Stabilny dochód w niepewnych czasach – zalety programu Gobarto 500
– Stały dochód i pewne pieniądze powodują, że wiemy, na czym stoimy. To główny powód przejścia na program Gobarto 500. Wiedząc, co nas czeka za rok, łatwiej możemy wszystko planować. Nie musimy przejmować się tzw. świńskimi górkami i dołkami, a tych okresów z kryzysami było w ostatnich latach więcej niż z dobrą ceną skupu tuczników. Nawet jeśli przychodzi wysoka cena za żywiec, to utrzymuje się maksymalnie kilka tygodni. My mamy ceny skupu gwarantujące zarobek niezależnie od sytuacji rynkowej – twierdzi Radosław Góra.

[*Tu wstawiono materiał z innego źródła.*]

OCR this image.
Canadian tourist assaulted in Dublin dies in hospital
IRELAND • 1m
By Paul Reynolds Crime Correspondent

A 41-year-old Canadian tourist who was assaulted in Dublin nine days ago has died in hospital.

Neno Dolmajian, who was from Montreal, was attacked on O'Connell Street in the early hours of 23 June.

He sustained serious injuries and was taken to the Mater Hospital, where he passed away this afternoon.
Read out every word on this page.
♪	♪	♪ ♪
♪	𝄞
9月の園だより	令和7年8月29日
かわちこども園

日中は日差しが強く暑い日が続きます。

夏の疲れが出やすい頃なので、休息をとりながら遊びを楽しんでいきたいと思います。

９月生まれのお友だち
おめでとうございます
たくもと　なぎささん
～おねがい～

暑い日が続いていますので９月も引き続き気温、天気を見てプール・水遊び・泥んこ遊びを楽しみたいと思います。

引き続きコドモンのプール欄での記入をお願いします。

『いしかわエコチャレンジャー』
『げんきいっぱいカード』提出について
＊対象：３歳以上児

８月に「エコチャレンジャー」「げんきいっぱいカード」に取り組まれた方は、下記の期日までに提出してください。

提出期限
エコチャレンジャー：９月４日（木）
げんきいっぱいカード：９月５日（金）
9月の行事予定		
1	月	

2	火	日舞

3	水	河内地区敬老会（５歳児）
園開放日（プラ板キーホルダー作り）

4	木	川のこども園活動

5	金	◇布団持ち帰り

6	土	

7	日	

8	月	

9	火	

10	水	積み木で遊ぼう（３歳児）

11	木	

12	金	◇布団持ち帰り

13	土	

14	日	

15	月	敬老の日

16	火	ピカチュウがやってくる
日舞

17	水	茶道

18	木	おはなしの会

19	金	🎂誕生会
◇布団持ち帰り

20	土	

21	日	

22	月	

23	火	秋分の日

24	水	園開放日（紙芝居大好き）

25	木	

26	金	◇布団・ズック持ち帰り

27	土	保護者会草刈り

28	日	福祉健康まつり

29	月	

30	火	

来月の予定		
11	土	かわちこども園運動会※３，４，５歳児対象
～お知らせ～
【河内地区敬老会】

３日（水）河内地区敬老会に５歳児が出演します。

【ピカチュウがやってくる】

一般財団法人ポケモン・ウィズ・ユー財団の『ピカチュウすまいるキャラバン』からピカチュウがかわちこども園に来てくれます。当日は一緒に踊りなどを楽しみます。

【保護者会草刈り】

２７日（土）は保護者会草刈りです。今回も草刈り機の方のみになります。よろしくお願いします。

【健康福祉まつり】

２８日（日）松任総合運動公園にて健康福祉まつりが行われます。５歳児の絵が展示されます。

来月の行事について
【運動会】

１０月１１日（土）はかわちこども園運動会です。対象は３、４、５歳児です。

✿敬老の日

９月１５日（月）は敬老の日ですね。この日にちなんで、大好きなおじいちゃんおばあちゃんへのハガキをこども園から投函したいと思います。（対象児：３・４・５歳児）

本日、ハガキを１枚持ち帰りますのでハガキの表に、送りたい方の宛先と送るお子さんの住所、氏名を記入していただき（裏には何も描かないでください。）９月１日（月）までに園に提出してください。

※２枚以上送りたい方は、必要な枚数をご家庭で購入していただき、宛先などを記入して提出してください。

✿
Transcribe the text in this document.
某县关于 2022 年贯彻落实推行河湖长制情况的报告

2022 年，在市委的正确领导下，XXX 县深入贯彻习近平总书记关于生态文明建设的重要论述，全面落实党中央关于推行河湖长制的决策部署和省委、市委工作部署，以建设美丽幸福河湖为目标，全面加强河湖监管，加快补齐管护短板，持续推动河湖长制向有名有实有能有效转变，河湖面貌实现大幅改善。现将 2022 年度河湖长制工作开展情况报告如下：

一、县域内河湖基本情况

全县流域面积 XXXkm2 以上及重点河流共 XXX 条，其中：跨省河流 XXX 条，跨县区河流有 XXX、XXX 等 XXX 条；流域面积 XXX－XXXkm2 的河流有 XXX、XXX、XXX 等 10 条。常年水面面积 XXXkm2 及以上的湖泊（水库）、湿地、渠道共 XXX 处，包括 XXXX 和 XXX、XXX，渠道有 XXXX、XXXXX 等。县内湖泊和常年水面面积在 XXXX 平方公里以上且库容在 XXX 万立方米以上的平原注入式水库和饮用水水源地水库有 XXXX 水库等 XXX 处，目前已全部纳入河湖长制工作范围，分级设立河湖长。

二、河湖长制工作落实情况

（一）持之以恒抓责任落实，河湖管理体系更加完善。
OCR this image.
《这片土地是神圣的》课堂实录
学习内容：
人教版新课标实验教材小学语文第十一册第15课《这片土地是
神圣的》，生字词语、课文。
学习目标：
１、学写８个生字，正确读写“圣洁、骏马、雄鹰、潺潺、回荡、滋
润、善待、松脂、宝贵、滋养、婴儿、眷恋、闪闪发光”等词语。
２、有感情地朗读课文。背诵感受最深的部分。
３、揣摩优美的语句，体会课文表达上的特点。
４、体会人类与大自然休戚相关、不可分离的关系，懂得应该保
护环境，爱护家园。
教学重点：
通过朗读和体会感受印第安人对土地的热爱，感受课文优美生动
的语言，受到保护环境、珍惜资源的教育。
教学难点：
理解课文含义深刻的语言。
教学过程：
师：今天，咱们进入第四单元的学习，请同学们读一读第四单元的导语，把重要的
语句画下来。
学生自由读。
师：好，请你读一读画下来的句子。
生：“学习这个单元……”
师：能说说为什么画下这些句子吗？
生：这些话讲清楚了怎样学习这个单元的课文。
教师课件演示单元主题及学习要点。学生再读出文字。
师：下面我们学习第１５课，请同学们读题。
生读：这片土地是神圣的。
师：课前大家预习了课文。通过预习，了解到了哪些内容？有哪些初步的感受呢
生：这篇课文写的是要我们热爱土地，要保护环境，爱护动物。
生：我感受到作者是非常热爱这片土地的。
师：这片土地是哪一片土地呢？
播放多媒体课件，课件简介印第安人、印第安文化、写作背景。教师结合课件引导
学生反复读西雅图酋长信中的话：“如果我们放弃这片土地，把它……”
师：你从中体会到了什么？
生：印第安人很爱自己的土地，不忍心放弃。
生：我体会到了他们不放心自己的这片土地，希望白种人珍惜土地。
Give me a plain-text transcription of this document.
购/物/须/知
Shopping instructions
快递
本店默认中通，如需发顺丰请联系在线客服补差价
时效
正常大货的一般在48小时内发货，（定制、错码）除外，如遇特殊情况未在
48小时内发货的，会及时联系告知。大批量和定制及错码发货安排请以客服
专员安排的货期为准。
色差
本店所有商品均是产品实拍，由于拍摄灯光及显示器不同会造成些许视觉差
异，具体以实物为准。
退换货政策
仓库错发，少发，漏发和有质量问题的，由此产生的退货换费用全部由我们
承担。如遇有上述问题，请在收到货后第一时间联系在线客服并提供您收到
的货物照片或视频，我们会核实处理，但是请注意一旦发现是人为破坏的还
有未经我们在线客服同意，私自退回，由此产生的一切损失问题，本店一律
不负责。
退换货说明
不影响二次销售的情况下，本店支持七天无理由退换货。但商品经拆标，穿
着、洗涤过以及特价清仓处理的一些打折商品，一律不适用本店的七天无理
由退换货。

Jak przekonuje, dzięki stabilizacji finansowej rozbudowali park maszynowy i cały czas się rozwijają. W momencie wzrostu stóp procentowych i inflacji umowa zapewniła im zwiększenie stawki płaconej do każdej odstawionej do ubojni sztuki.
– Zanim weszliśmy w tucz kontraktowy, jeden rzut zrobiliśmy w oparciu o warchlaka kupowanego z rynku i nawet udało nam się wstrzelić w niską cenę warchlaków, a dobrą sprzedanych tuczników. Zarobiliśmy jakieś 150 zł na tuczniku, więc wyszło naprawdę dobrze. Jednak z tyłu głowy mieliśmy myśl, że następnym razem może się to nie udać i trzeba będzie dołożyć, tym bardziej że cena prosiąt zaczęła rosnąć. Pomimo namowy rodziców na kolejny rzut na wolnym rynku nie zdecydowaliśmy się zaryzykować – dodaje pan Dariusz.